Since his return to Lyon as president, he has served as a Board member of the TranSouth Athletic Conference, the Midwest Athletic Conference, and the Association of Presbyterian Colleges and Universities. He has also been a member of Arkansas’ Independent Colleges and Universities and currently serves as Chairman of the Board of the group’s Presidents’ Council.

In the community he is Co-chair of the Independence County Strategic Planning Committee and a member of the FutureFuel Chemical Company Community Advisory Panel, Chief Executive Officers Organization of Batesville, White River Health System Board of Directors, and the White River Medical Center Advisory Board.

He is also on the Board of the Philadelphia Society, a membership organization of scholars, educators, journalists, business and professional leaders, and clergy who explore pressing economic, political, cultural and other issues and provide analysis that influences the ongoing debate about the future of freedom in the U.S. and around the world.

Weatherman and his wife celebrated 42 years of marriage last April. They have two children, David and Andrea. David is an attorney and lives in Nashville with his wife, Kristine Fox, and their two children. Andrea is completing a Ph.D. in German at Vanderbilt University.

U.S. News and World Report ranks Lyon College in top tier

Lyon College is ranked in the top tier of the best national liberal arts colleges for the seventh year in a row, according to the 2014 edition of U.S. News & World Report’s Best Colleges guidebook. Lyon also made the list of colleges whose students graduated with the least debt load.

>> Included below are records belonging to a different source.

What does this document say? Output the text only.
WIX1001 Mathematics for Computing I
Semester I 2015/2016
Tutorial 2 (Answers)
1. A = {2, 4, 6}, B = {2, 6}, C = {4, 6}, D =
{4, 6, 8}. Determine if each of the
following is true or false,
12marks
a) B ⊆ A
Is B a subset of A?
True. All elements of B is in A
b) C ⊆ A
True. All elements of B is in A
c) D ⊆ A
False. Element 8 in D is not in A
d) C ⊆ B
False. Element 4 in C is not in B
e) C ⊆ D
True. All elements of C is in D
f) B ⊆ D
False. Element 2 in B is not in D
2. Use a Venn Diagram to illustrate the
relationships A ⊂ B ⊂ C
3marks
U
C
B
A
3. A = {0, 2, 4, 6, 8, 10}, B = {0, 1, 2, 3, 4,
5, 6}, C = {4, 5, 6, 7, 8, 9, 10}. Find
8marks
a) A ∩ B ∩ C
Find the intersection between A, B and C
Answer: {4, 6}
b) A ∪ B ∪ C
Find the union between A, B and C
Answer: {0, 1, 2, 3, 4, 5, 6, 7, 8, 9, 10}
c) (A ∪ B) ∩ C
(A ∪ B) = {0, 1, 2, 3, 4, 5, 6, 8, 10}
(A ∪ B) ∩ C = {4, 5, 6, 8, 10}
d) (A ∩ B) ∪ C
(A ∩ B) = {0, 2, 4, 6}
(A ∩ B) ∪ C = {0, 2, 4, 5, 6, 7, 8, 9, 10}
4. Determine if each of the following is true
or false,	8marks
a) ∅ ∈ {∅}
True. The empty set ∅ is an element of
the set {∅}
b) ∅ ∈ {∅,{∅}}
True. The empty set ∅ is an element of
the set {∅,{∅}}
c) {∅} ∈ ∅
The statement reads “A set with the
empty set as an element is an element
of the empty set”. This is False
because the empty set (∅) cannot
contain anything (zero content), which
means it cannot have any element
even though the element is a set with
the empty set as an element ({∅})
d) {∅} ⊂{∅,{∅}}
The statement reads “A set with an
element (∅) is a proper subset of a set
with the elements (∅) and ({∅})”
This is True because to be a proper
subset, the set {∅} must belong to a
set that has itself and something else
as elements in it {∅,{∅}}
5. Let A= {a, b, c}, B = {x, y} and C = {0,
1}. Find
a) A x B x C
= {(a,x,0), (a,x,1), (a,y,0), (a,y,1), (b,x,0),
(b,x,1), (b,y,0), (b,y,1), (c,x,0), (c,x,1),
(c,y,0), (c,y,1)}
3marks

According to U.S. News, these colleges emphasize undergraduate education and award at least half their degrees in the arts and sciences. Lyon is only one of a few schools in Arkansas that fits the criteria.

“I am delighted once again to see that Lyon College is in the top tier of this ranking,” said Lyon College President Dr. Donald Weatherman. “More importantly, we are among the colleges whose graduates have the least amount of debt when they leave college.”

U.S. News compiled a list of schools whose Class of 2012 graduated with the heaviest and lightest debt loads. The data include loans taken out by students from their colleges, from private financial institutions, and from federal, state, and local governments. Loans to parents are not included. Lyon made the list of 25 national liberal arts colleges whose students owed the least amount of money upon graduation.

According to U.S. News, the average amount of debt for Lyon’s 2012 graduates was $17,179. Lyon is the only Arkansas college or university on the “Least Debt” list.

Among the factors weighed in determining the Best Colleges rankings, the key measures of quality for national universities and national liberal arts colleges are: undergraduate academic reputation, graduation and retention rates, faculty resources, student selectivity, financial resources, alumni giving, high school counselor ratings, and graduation rate performance.

Lyon College also was named to U.S. News and World Report’s “Most Students in Fraternities” and “Most Students in Sororities” list with 44 percent of students in fraternities and 41 percent in sororities.

U.S. News also ranks national universities, which offer a full range of undergraduate majors, plus master’s and Ph.D. degrees, and emphasize faculty research; regional universities, which offer undergraduate degrees and some master’s programs but few, if any, doctoral programs; and regional colleges, which focus on undergraduate education but grant fewer than 50 percent of their degrees in liberal arts disciplines.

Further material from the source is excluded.